Coluna de J. R. Guzzo ("Caras
e bocas") sobre a atuação dos entrevistadores da Globo, que parecem ir
para o programa com um propósito: fazer acusações. Não há, de fato,
qualquer discussão sobre programas de governo. Segue o texto:
Quando alguém se coloca no papel de Deus no dia do Juízo Final,
disposto a dar sentenças sem possibilidade de recurso, é bom saber o
está fazendo, porque o emprego de Deus não é assim tão fácil como se
pensa. Mas aí é que está: hoje em dia qualquer um se nomeia Padre
Eterno, sem pensar durante meio minuto se está qualificado para a
função. Acredita seriamente que é capaz de tirar de letra a tarefa de
separar céu de inferno, não se prepara para o serviço e o resultado
acaba sendo uma lástima. É o que o público acaba de ver, nos últimos
dias, no processo divino e penal instaurado por jornalistas de televisão
contra os atuais candidatos a presidente da República. Não estão
previstas absolvições nesse tribunal. As únicas sentenças disponíveis
são as de condenação. Nada do que os réus dizem, quando conseguem dizer
alguma coisa, é levado em consideração; é uma surpresa, na verdade,
quando recebem a permissão dos inquisidores para completar uma resposta.

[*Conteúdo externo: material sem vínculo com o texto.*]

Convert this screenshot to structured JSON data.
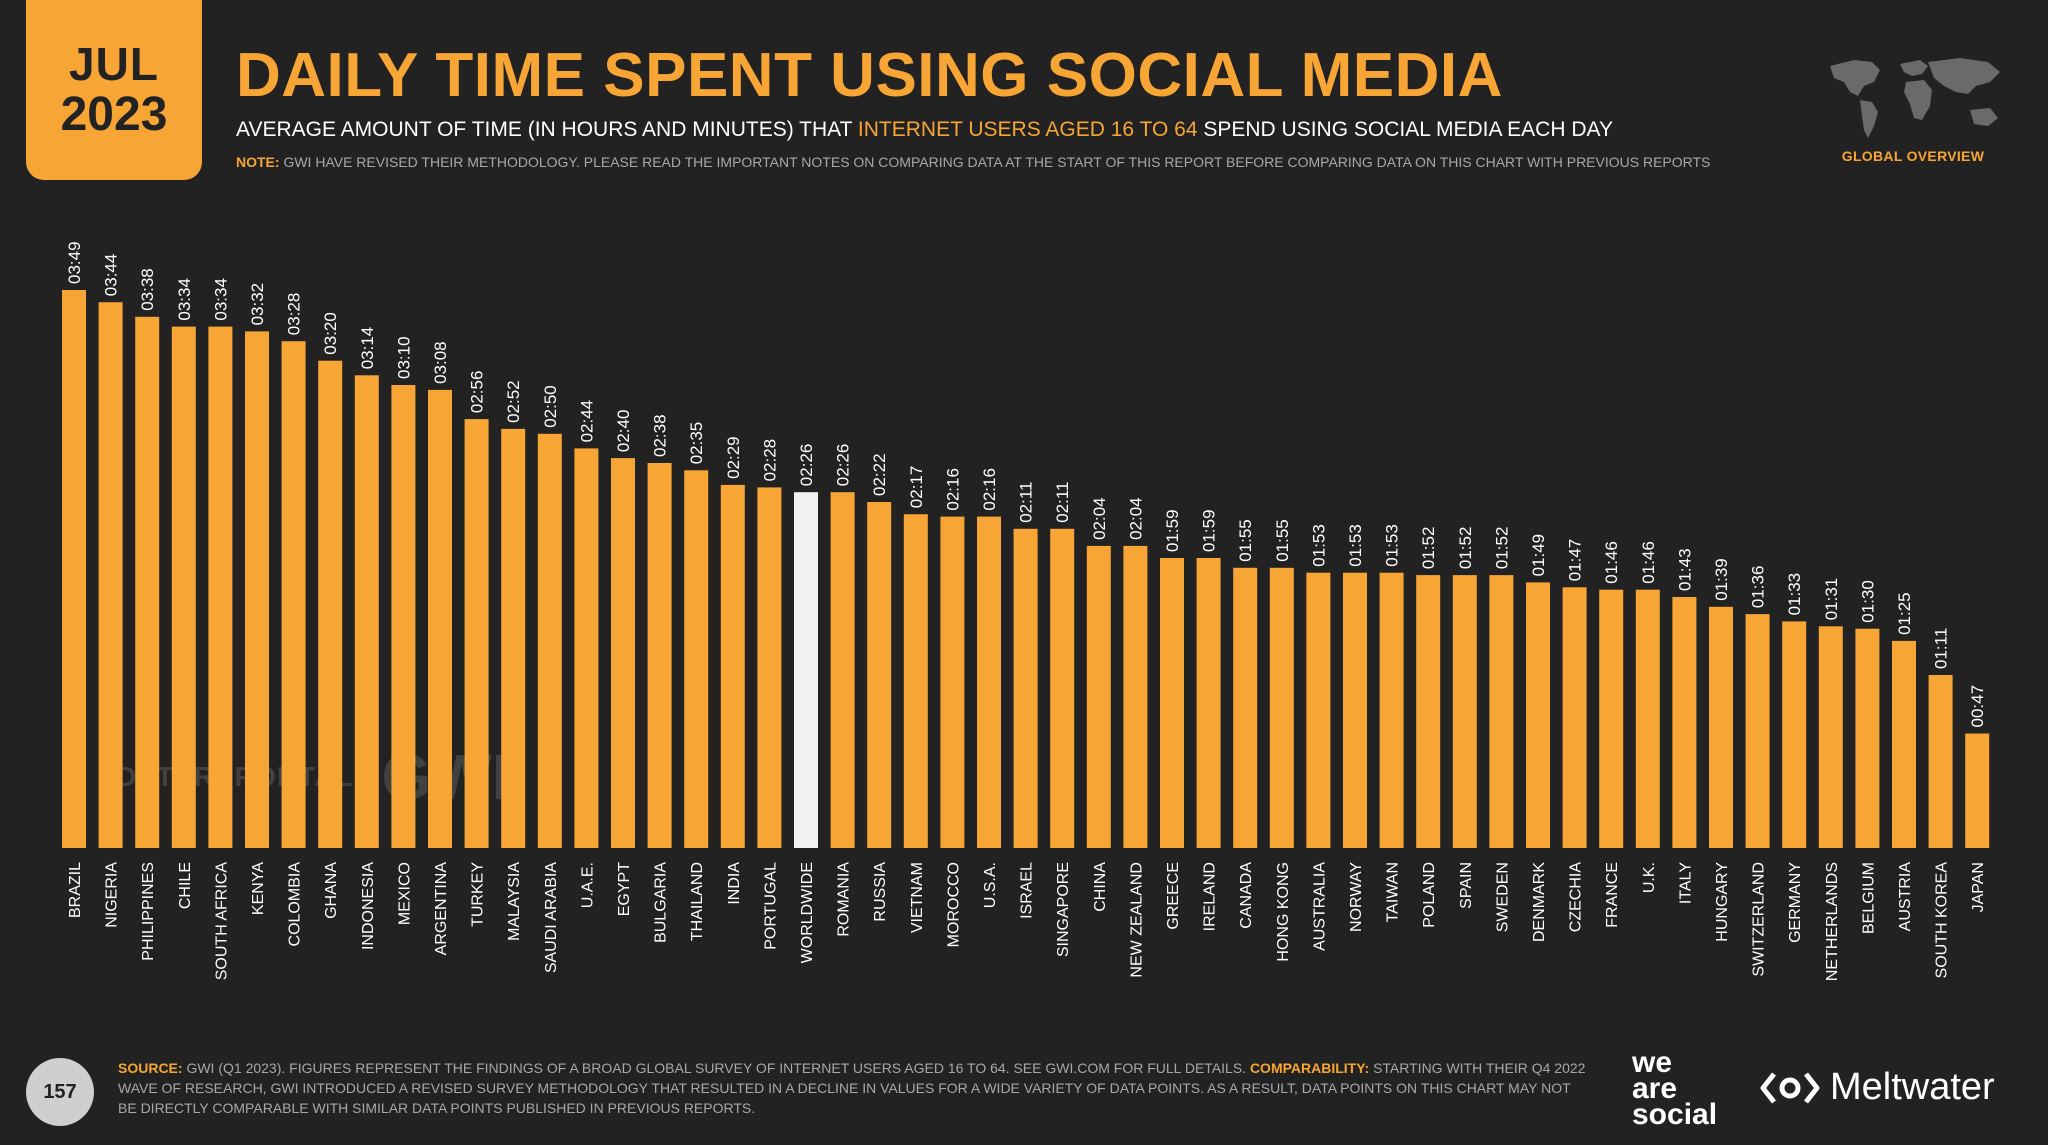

O resultado final é que ninguém acredita que os moços e as moças da
tela sejam mesmo um Deus legítimo. Ficam com cara de Rolex paraguaio.
Não assustam mais os acusados. Fazem o público ficar torcendo contra
eles e a favor dos candidatos. Provocam o riso.
Ninguém parece estar fazendo isso tão bem quanto a Rede Globo, embora
este seja um campeonato em aberto na mídia, com muito jogo ainda pela
frente. Seus entrevistadores vão para cada programa com um propósito
acima de qualquer outro ─ em vez de fazer perguntas aos candidatos,
fazem acusações. Não é, em nenhum momento, uma entrevista: é um
interrogatório policial, onde os inquisidores não ouvem as respostas do
inquirido, não se obrigam a colocar um mínimo de inteligência nas suas
questões e só se interessam em exibir para o público o quanto admiram as
suas próprias virtudes. Aumentam o tom de voz cada vez que o acusado
abre a boca para falar alguma coisa. Arregalam os olhos. Ficam de dedo
em riste. Fazem caras e bocas. Se enervam o tempo todo. A última coisa
que os preocupa é levar alguma informação a quem está assistindo ao
programa. Ao fim do espetáculo, a maior parte do público já esqueceu a
maçaroca de números, nomes e datas, frequentemente desconexos,
incompreensíveis ou tolos, que os acusadores jogaram em cima de todos.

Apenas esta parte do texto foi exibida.